Я сначала испугалась: «как так, туда святой водой? Как это, не грех ли?» Прихожу в школу, в Раменки по работе зашла, а там, в школе, сидела завпроизводством, и читала про блаженную Матронушку. Блаженная Матронушка тогда не была канонизирована, была на кладбище похоронена. И я пришла к ней в столовую, говорю:

– Оля, мне так плохо, я еле иду! У меня такие боли в животе, я, наверное, уже скоро помру, у меня нет сил. Я только услышала голос: «иди домой, проспрынцуйся святой водой, три раза, с молитвой «Отче наш». Говорю ей: – Не грех ли это? – А эта женщина мне отвечает:

– Да какой же грех? Смотри, про блаженную Матронушку читаю.

Открывает мне страницу, и там написано: к блаженной Матронушке пришла женщина. У нее была миома матки. Она пришла и говорит: «Матронушка, благослови на операцию!» Она говорит: «никакой операции! Спрынцуйся святой водой, три раза, с молитвой «Отче наш». Женщина послушала, не пошла на операцию, проспрынцевалась, и доктора у нее ничего не нашли.

А я говорю: «Господи, прости меня, что я усомнилась!» Такое было вразумление от Господа. Пришла домой, проспрынцевалась, мне стало легче. Потом думаю: «силы какие-то у меня появились. Поеду я к маме, сына увижу». Знаете, как, мысли всякие лезут в голову: «а вдруг меня Господь не исцелит? Поеду я к маме, повидаюсь с сыном, с мамой». А мне сказали в больнице тогда, что, когда цикл женский придет, показаться обязательно профессору.

Я приехала в деревню, побыла недельку. Вдруг, у меня эти женские дела пошли, звонит тетя с Москвы и говорит: «когда она приедет? Уже профессор ее ищет, доктора спрашивают, жива она – не жива, что с ней?» И мама стала меня упрашивать:

– Доченька, поезжай в Москву, тебя там ждут, поедь, покажись профессору! – Я говорю:

– Мама, зачем? Я не буду никакой операции делать! – Она говорит:

– Ну поедь, покажись!

В общем, я приезжаю в Москву, тетя говорит: «завтра утром мы едем к профессору.

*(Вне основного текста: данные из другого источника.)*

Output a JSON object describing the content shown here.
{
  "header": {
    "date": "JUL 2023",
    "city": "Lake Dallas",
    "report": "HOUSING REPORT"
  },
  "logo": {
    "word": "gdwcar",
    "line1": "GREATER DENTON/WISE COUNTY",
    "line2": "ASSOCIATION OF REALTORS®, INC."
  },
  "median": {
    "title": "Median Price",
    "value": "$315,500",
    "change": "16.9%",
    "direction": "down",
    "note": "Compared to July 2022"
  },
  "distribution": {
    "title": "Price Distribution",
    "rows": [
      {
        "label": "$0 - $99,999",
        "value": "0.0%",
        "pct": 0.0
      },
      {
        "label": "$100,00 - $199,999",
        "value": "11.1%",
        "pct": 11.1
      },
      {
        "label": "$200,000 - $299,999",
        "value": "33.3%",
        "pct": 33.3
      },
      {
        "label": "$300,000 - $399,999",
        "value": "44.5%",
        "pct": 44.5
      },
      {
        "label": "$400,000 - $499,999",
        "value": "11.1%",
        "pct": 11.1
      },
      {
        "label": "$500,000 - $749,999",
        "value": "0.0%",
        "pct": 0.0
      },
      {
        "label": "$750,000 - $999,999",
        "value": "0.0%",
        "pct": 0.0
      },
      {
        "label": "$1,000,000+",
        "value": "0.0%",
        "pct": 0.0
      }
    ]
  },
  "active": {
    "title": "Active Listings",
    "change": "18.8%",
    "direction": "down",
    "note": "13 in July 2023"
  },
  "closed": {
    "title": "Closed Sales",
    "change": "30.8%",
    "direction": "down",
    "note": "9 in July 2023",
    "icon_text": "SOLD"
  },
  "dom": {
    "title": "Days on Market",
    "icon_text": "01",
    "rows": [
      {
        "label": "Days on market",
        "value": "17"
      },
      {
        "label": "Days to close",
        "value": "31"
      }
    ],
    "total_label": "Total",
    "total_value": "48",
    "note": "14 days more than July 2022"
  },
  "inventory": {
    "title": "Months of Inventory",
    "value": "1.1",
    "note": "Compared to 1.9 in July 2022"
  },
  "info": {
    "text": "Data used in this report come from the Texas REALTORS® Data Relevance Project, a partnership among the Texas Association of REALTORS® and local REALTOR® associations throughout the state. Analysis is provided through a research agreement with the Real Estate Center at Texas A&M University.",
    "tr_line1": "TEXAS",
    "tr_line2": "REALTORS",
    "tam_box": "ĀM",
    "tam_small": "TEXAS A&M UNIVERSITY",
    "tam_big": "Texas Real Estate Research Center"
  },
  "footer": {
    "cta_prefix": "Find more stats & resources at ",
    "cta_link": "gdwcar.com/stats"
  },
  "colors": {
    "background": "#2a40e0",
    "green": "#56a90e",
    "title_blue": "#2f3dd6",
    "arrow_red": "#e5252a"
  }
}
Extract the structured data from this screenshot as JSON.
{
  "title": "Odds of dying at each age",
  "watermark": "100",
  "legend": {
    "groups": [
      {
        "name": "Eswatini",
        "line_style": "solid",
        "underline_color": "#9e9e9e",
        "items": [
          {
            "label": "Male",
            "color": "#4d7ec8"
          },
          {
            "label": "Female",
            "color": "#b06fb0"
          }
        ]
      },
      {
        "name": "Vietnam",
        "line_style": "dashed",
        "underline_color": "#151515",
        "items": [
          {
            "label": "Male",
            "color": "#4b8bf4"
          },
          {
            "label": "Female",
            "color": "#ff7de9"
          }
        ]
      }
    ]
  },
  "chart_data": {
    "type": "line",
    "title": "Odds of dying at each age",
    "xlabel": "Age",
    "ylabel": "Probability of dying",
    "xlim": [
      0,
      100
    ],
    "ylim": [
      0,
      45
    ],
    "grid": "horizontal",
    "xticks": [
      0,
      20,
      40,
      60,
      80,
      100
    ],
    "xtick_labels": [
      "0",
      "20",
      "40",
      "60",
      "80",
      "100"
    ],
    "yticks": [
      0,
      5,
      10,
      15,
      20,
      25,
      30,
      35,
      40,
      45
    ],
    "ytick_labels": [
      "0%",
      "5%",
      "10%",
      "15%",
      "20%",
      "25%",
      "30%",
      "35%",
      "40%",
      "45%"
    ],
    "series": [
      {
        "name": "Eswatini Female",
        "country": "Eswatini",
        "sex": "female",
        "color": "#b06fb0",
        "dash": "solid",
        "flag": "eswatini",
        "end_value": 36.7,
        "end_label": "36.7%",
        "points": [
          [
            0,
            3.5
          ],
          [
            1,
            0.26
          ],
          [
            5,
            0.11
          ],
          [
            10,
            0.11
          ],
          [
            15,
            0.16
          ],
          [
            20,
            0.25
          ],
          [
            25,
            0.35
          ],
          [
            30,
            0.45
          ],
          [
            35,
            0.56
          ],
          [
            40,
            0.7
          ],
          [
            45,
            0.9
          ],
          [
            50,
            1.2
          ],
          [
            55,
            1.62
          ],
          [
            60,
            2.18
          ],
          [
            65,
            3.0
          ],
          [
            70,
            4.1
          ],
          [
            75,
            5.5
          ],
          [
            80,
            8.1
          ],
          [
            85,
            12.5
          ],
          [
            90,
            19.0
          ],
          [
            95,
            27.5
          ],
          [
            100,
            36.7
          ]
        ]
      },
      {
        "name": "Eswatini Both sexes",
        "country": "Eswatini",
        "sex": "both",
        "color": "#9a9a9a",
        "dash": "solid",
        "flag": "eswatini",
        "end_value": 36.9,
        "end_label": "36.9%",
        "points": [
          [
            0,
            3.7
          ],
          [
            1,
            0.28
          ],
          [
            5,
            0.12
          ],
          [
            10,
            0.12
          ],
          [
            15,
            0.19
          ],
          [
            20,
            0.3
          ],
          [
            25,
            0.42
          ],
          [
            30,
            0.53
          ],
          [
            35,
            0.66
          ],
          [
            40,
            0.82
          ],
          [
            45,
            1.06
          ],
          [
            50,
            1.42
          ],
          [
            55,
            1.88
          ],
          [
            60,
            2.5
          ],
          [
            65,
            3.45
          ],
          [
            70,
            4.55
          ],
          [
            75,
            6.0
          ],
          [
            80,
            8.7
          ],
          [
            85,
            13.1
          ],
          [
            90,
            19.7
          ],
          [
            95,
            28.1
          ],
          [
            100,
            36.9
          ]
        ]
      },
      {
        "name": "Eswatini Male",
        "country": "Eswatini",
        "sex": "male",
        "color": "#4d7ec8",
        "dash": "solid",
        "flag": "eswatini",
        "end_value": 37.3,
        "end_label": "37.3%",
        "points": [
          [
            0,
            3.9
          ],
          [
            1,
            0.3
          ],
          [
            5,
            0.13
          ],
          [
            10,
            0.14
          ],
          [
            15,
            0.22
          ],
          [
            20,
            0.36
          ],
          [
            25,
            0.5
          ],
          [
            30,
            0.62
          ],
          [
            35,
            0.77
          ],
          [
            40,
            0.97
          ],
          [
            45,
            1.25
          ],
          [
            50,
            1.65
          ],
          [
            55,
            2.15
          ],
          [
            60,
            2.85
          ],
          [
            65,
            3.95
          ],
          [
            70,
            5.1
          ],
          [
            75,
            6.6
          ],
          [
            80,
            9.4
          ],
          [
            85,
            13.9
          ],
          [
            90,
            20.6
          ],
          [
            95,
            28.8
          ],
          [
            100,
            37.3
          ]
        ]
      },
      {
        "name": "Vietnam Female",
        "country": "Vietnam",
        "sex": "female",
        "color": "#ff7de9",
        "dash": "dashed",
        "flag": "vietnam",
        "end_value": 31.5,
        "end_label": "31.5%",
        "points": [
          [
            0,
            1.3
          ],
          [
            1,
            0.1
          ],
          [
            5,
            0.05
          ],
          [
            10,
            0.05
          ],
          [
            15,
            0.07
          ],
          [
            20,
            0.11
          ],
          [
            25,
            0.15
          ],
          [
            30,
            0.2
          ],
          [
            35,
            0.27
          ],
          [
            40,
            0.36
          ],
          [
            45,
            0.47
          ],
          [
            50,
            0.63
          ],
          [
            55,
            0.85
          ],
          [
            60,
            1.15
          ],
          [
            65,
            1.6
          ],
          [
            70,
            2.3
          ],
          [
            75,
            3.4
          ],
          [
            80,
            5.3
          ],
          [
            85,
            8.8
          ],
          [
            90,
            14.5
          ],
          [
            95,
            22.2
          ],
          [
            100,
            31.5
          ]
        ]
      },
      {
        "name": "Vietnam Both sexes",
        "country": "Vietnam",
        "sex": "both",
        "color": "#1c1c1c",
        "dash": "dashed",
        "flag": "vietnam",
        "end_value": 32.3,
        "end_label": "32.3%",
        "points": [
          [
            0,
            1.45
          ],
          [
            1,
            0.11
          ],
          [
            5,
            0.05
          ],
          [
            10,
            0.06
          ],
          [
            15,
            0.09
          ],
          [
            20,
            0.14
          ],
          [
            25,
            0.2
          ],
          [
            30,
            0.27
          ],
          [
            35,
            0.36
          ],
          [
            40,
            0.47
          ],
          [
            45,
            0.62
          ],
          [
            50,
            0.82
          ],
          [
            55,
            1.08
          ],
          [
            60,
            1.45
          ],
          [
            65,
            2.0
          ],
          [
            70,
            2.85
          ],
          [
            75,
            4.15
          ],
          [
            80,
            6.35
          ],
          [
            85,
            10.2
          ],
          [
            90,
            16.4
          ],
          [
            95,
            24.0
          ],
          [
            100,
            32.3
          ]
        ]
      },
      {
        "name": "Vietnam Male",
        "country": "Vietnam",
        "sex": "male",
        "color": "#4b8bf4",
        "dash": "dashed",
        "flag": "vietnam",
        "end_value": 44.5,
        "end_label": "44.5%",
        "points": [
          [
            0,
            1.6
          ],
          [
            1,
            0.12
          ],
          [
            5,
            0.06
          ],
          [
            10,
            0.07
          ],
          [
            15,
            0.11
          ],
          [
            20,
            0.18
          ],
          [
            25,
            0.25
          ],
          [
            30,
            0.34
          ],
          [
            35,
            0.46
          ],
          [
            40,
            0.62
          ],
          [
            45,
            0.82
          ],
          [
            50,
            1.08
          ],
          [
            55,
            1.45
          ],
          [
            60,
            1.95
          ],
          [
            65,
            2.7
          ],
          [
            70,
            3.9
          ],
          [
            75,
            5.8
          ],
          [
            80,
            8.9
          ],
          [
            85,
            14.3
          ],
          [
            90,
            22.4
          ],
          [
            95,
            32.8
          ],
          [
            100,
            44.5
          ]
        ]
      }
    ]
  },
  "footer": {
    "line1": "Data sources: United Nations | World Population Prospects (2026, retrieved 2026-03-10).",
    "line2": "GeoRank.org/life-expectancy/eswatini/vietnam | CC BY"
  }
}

Так что, – говорит, – давай, готовься!»

Я вечером почитала вечерние молитвы, и говорю: «Господи, Ты мой Врач! Только Ты мой Врач, и, если Тебе угодно, исцели меня, Господи! Да прославлю имя Твое Святое пока буду жива! Никакой операции, ничего я не буду делать. Я в Твоих руках!»

Ну и ложусь спать, помолилась, и просыпаюсь от того, что мне под утро снится… только слышу голос я под утро мужской, говорит: «доктора у тебя ничего не найдут. Господь тебя исцелил и в этот раз. Славь Бога всегда и везде!» И я проснулась.

Просыпаюсь, такая радость! Я ничего не могу понять. В животе никаких болей нет. Я бегу в туалет – у меня идет чистая кровь, и никаких выделений, сгустков. Ничего нет. Я звоню тете:

– Тетя, меня Господь исцелил и в этот раз! Мне сказано во сне: «славь Бога всегда и везде!» – Она:

– Вот-вот, хорошо! Слава Богу! Но пойдем: доктора поставили диагноз, пусть они опровергнут.

Ну, я иду ради родственников в больницу. Профессор смотрит наощупь, и ничего нет.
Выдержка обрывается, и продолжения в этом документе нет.